The AFS places serve both a legitimate function in the areas where low and middle income people live, and at the same time contribute to their poverty. They do make desired short term, emergency loans, but they charge interest rates much higher than that at regular banks and savings institutions.5 AFS stores thrive in poor urban areas and in rural communities or counties with under 50,000 residents.6 They are not subject to adequate state and federal regulation. So one part of any solution to the AFS problem is to implement the missing regulations and control, and eliminate the lenders who do not comply with the new rules. The leadership on this task is coming from the new Consumer Financial Protection Bureau (CFPB), established under the Dodd-Frank financial reform bill (2010).
While IPPA favors the use of community banks for most with regular family bank accounts, it also believes that the long term solution for most of the nearly 30 million citizens without regular banking will be community banks and credit unions. Seventy percent of these families have incomes of less that $30,000. per year. To start using the banks and credit unions, the prospective LMI clients often need financial education. The Treasury Department started the two year Community Financial Access Pilot program back in 2008 to learn how best to provide this education. The FDIC‘s Money Smart Curriculum, which is free and modifiable for local needs, is geared to people without high education levels. From the pilot program, the Treasury Department learned that local partners are needed to implement an initiative. These can be community banks, credit unions, or larger banks. The most useful products the lenders can provide are free- or low-cost checking accounts, with low balance requirements, and limited ability to overdraw.7 Another way the Community Access Pilot Program could assist community banks would be to provide either grants or low-interest loans to mount educational advertising targeted to LMI groups.

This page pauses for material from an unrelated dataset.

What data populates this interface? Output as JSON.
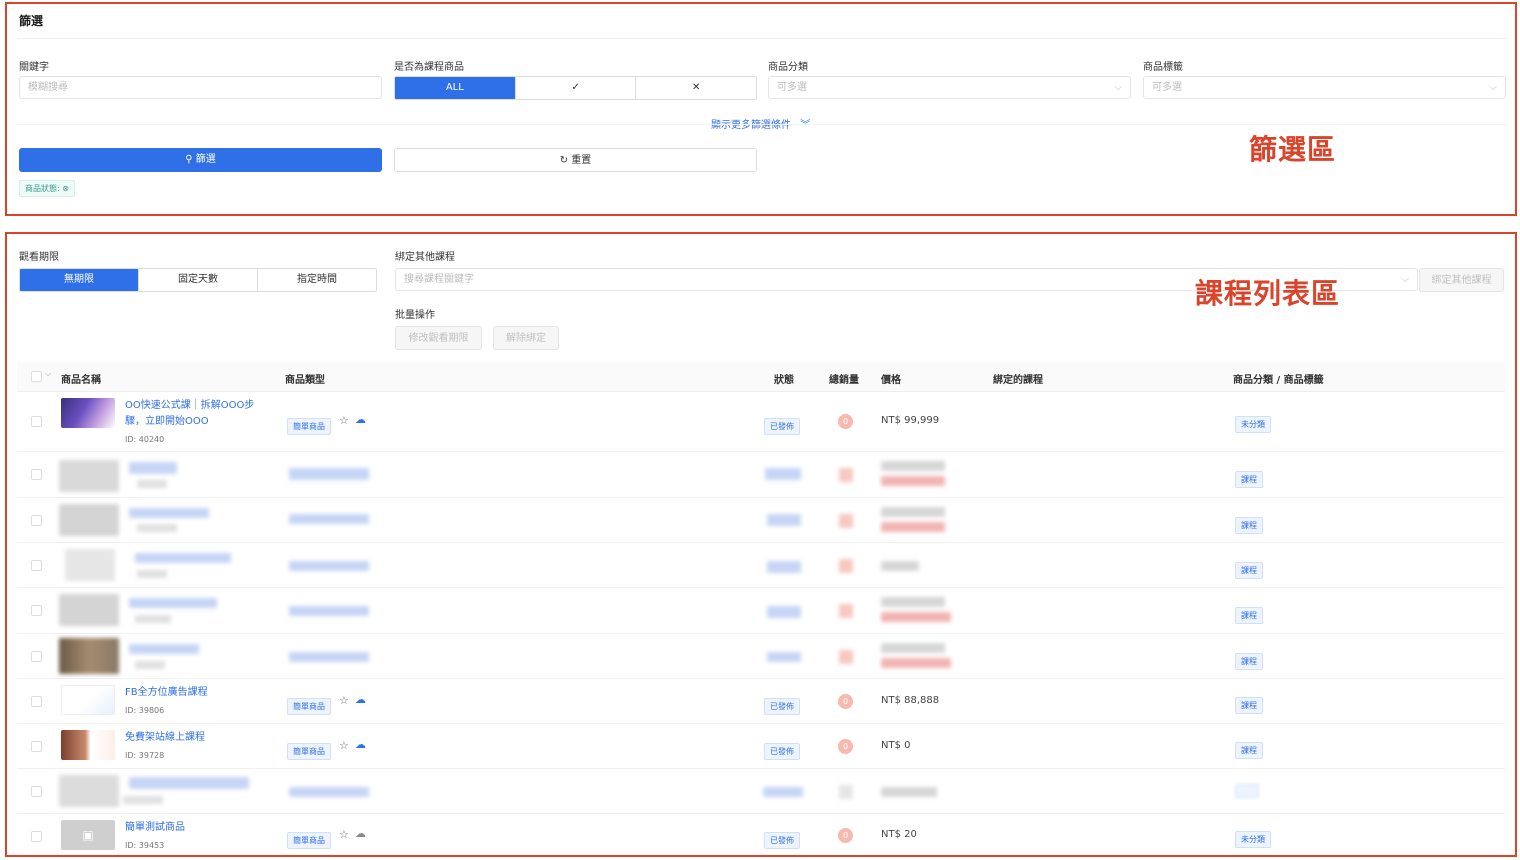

3. Phillip Longman and Ellen Seidman, “To Save American Finances, Bring Back Community Banking,” The New America Foundation, November 20, 2008, 8. (http://new America.net/publications
4. Louisa Quittman (U.S. Department of the Treasury), “Community Financial Access Pilot,” in Community Investments, Summer 2010/Volume 22, Issue 2, 34.

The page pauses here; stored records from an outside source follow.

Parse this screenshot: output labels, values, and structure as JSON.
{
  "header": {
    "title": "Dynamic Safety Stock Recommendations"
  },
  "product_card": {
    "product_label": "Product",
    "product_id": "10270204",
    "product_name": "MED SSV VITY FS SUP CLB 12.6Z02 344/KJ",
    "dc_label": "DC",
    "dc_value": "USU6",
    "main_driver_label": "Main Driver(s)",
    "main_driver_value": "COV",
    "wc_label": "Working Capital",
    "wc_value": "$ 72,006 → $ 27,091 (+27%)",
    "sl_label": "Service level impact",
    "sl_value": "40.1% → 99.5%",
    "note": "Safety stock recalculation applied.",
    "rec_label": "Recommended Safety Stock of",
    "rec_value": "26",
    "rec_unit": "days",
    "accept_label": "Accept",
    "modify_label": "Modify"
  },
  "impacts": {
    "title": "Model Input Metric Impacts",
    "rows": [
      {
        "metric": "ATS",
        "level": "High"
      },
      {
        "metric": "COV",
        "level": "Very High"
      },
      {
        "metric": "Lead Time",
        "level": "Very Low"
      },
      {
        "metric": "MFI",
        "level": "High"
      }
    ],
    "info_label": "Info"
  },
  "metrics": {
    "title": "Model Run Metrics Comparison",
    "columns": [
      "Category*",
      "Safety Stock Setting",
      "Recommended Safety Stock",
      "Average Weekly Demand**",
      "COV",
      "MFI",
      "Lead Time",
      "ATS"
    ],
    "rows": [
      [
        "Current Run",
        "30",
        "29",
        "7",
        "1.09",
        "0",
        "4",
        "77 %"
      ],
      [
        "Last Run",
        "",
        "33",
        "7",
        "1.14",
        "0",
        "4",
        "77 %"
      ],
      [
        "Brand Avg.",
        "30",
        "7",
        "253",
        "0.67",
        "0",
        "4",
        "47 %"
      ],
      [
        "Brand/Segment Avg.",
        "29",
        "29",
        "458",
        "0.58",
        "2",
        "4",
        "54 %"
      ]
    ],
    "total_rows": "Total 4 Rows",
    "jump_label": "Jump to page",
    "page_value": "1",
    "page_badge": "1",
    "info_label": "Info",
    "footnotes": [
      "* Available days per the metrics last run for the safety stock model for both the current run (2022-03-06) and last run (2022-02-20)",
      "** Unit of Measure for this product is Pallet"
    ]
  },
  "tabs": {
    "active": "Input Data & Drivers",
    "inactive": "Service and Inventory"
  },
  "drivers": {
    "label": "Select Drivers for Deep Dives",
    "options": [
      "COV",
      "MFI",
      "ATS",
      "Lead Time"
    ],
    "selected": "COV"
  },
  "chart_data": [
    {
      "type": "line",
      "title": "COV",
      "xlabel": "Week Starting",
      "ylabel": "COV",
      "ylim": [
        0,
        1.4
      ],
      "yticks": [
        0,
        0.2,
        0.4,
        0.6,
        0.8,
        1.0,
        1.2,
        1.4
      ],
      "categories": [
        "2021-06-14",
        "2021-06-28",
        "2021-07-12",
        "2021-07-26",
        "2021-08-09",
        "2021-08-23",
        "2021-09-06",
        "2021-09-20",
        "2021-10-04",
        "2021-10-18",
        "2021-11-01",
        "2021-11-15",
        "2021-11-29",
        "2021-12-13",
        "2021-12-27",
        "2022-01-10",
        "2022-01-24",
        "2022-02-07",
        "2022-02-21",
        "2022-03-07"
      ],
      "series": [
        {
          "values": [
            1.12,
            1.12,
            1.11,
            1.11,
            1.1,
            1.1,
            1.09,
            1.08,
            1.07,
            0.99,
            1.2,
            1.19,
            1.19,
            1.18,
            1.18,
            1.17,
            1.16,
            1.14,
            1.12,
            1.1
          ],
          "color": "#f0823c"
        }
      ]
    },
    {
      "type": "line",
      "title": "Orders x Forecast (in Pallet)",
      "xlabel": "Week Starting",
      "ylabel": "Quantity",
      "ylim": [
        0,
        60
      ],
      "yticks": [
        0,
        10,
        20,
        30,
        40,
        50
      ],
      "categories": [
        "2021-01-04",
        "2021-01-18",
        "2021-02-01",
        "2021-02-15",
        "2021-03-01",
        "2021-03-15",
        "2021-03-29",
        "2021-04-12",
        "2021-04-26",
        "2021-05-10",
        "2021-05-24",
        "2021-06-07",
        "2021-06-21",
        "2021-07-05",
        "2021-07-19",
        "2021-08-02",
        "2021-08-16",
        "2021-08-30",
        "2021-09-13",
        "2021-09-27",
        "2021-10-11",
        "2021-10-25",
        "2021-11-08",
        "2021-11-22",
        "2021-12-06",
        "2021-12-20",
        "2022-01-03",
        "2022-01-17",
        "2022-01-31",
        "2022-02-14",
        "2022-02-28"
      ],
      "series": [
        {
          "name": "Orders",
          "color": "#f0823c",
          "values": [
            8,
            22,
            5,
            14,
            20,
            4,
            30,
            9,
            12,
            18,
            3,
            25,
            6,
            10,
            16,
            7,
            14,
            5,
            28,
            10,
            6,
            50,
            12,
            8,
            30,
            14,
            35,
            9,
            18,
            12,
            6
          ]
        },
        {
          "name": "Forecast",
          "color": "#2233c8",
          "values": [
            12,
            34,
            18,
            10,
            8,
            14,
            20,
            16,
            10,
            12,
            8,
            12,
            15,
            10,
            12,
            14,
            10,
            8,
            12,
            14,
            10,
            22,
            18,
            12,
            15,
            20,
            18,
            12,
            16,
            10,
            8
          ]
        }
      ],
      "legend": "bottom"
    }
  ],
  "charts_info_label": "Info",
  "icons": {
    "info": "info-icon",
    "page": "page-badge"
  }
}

5. David Stoesz, “Quick Credit: The Fringe3 Economy, the Great Recession, and the Welfare State,” The New America Foundation, August, 2010.
6. Roy C. Lopez, “Banking and Community Perspectives, Asset Building Taking Root in Rural Communities,” Federal Reserve Bank of Dallas, Issue 1, 2011 (http://dallasfed.org/ca/bcp/2011.cfm)
7. Quittman 37.

One Response to “COMMUNITY BANKING Part three SERVICE FOR THE LOWER AND MID INCOME GROUP”

  1. PNmom Says:

    I agree that community banks are an important part of the re-scaling that needs to happen to balance the power global corporate banks. Strengthening local community financial infrastructure, and the capacity for flexible decision-making that can adapt to local community circumstances, is key to finding solutions to creating jobs and getting people into homes in local communities. Putting our money into a local community bank or cu also feels like one of the few concrete actions that most of us can take to counter what’s wrong in a global financial system that seems way out of reach. Even the government seems to have little power to change it.
    On another topic, effective ways to engage low income people (who often don’t use banks) in the ‘financial system’ often require that they get some small but immediate financial incentive in return (one example is IDAs–individual development accounts, which match a person’s savings deposits up to an established amount to pay for school, a home downpayment, or to start a small business). Given that pay-day loans are clearly a need in LMI communities, is it possible/legal for legitimate community banks to engage in some sort of similar offering? It would be good to put pay-day lenders out of business because they really do keep people in poverty.